④精算(車室番号)間違いによる返金の可否
弊社はじめ多くのコインパーキング運営会社は車室番号間違いによる返金は不可としています。コインパーキングは無人運営なので、番号確認は利用者責任であり過失になります。
3.出庫できない!への遠隔・出動対応
利用者が出庫したいができないというケースです。
⑤遠隔操作での出庫依頼
店舗専用駐車場で発生することが多いです。店舗利用者は駐車場の割引が適用されて精算機の操作のみで無料出庫という流れが一般的ですが、利用者のサービス券紛失やサービス付与なしで出庫操作するなどで無料出庫できなくなった場合に、店舗側からの依頼によりロック解除をします。
⑥フラップ板引っ掛かりによる警備出動
車種や利用状況によっては車体底面とフラップ板が引っかかってしまうことがあります。
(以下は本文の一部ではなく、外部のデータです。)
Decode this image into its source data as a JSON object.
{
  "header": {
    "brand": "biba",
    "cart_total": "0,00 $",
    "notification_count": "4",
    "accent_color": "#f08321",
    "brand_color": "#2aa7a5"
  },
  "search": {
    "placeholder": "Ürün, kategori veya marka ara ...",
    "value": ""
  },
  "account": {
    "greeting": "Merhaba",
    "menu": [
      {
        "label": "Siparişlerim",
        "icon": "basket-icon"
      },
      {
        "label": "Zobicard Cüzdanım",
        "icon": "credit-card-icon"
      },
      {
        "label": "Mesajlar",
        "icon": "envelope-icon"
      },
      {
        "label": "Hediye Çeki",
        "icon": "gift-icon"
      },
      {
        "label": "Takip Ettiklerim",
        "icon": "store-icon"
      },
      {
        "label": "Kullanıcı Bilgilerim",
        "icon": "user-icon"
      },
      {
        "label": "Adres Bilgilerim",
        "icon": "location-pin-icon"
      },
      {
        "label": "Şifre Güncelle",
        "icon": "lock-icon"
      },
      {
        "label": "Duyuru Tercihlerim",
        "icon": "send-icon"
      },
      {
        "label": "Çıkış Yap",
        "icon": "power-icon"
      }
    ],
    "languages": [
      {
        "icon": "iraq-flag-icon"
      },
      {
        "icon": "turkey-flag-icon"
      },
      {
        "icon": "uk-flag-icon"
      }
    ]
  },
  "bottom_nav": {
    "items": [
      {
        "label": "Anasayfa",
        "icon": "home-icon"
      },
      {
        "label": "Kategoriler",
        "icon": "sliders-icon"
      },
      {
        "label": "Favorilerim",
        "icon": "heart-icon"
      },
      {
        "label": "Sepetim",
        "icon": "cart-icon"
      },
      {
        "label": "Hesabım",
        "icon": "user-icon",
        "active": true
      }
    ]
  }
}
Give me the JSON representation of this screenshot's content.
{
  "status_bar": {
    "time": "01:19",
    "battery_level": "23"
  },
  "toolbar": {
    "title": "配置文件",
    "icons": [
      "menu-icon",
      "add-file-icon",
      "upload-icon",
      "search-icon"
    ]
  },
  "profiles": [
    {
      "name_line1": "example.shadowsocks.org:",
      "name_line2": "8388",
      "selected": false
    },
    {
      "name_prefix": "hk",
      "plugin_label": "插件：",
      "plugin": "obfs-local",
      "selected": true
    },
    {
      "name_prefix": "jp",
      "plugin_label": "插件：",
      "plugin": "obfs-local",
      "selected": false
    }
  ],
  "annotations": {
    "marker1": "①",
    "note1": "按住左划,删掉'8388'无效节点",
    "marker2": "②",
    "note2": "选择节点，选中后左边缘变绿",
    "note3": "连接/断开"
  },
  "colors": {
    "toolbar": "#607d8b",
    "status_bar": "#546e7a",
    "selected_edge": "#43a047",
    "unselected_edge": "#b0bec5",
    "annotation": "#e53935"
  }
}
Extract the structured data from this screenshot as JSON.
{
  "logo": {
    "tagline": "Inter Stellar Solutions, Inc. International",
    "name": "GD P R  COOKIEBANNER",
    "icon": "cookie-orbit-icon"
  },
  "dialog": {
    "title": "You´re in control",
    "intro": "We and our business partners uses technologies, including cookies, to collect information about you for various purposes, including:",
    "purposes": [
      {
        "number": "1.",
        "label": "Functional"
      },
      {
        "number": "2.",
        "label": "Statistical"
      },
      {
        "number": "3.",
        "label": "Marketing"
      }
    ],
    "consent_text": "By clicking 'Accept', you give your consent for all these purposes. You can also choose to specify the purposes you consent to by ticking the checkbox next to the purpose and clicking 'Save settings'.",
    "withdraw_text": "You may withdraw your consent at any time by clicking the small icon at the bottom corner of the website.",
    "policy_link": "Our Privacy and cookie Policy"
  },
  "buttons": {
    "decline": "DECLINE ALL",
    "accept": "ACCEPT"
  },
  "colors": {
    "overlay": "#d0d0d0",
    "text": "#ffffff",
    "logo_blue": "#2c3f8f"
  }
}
精算前に同乗者が乗車して車体が沈んだ場合はいったん同乗者に降りてもらうことで解消しますが、車高が低いために引っかかりが取れないケースでは警備担当者が現場に赴き車体をジャッキアップするなどの対応を取ります。
4.利用方法の問い合わせ
またクレームではありませんが、同敷地内で時間貸・月極併設の駐車場もあり「⑦月極募集の有無(貸切含む)」の問い合わせもしばしば来ます。警備会社で即答できない場合は管理会社に連絡が入り、折り返し電話で対応します。
5.イレギュラー!事故・長期駐車への対応
⑧~⑩は通常運営とは異なるイレギュラー対応となります。
⑧場内事故(対車両・対物)
利用者同士の接触事故、バリカーやフェンスなどへの接触、当て逃げなどが年間数件ほど発生しています。バリカーや看板への接触の場合、修理が必要であれば該当利用者に工事費を請求し、保険会社とのやり取りをするなど修復完了までの対応を行います。
➈長期駐車発生による連絡
48時間以上駐車をした利用者から連絡が入ることがあります。弊社を含め大手コインパーキング会社は48時間以上の駐車お断りの文言を掲げていますが、これは法的根拠によるものではなく会社ごとの慣習ルールです。無人のコインパーキングに丸2日間以上続けて駐車すると、車上荒らしや盗難など犯罪につながるリスクが大きくなることを警戒し、物件の巡回業務を行うことで放置車両や長期駐車の抑制に努めています。
⑩警察案件
めったにあることではありませんが、過去に防犯カメラの開示請求、入出庫データの出力依頼、盗難車両の回収立ち合い要請がありました。また駐車場利用者が何らかの理由で逮捕され、証拠物件として車の引き上げの立ち合いをしたこともあり、このような場合は各物件の管轄警察署から協力依頼の連絡が入ります。
6.まとめ
説明で納得される方、根本的な対応策を求められる方がほとんどですが、感情的になられる方もいますので1件ずつ相手と内容に合わせた丁寧な対応が求められます。今後も管理会社と警備会社が協力連携をして、クレーム・問い合わせにきめ細やかに対応していきます。